Until now differences in outcomes from prostate cancer surgery had been thought to be largely due to differences in surgical technique and the circumstances of the prostate cancer. This work shows that personality may also be a contributory factor to surgical outcomes.
Dr. Axcrona continued:
"Neuroticism is not an illness, but a basic personality trait, like extraversion or openness; we all have some degree of neuroticism. What we found was that those patients who show a greater tendency towards neuroticism have worse outcomes 3 years after prostate cancer surgery. This is a real effect, and doctors need to take account of this, in the same way that we would take physical factors into account before and after cancer treatment. This means we may need better advance personality testing for identification and counselling, and perhaps a more specialised follow-up of those men who might be at risk of poorer outcomes. We believe the increased risk of adverse events is likely to impede the overall patient recovery, although the study was not designed to measure that"

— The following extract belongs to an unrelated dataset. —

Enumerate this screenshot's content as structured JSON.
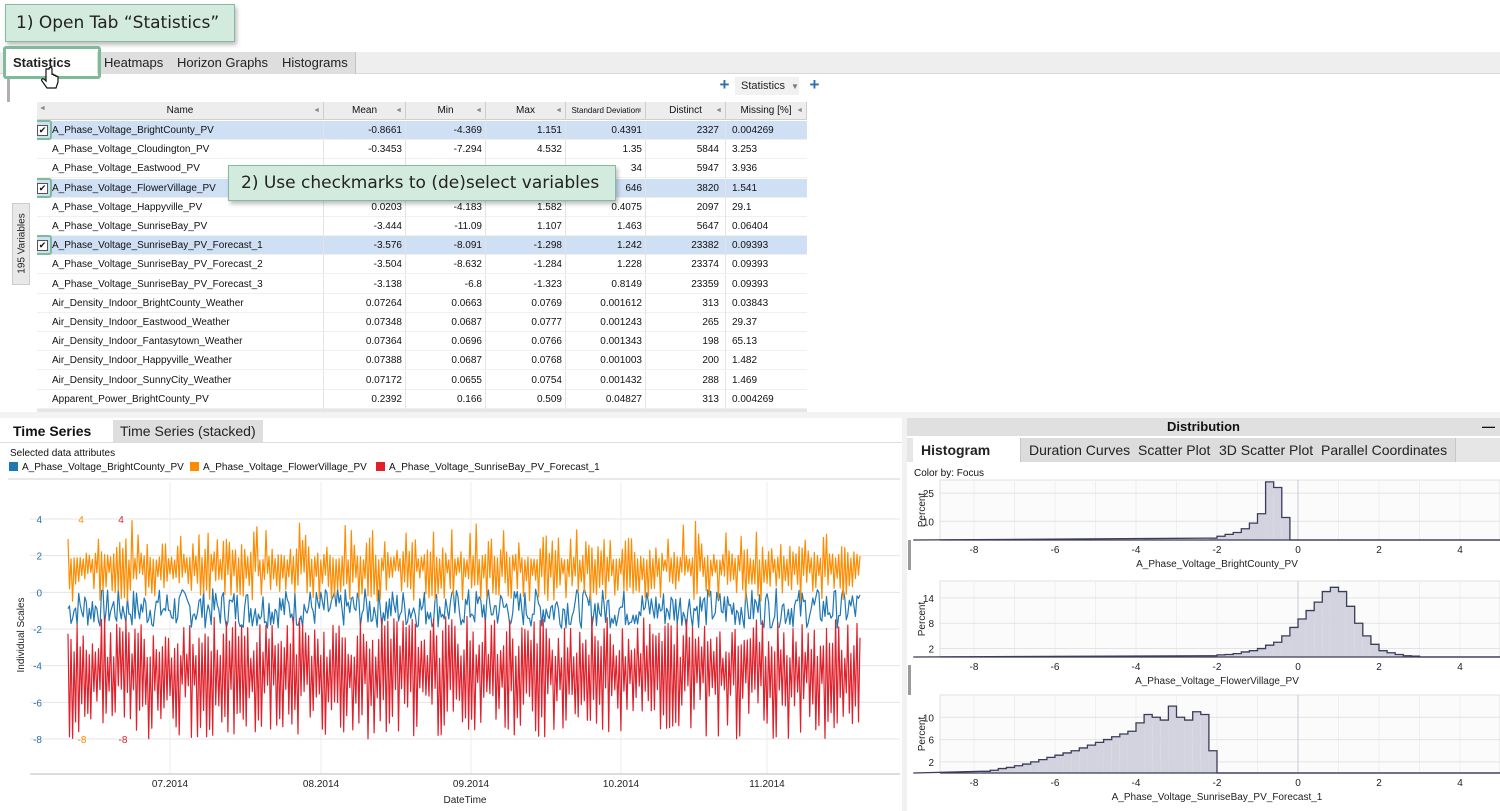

Commenting, Director of the European Association of Urology Scientific Office, Professor Arnulf Stenzl (Tuebingen, Germany) said:
"This is interesting and novel work. It would be very valuable for those affected, but it may be difficult to test all patients; so in practical terms we may need to pre-select those who are at most at risk. We know that roughly one out of five will tend to neuroticism, but we need to be more sure how this translates into postoperative clinical or psychological effects, so more we need more data".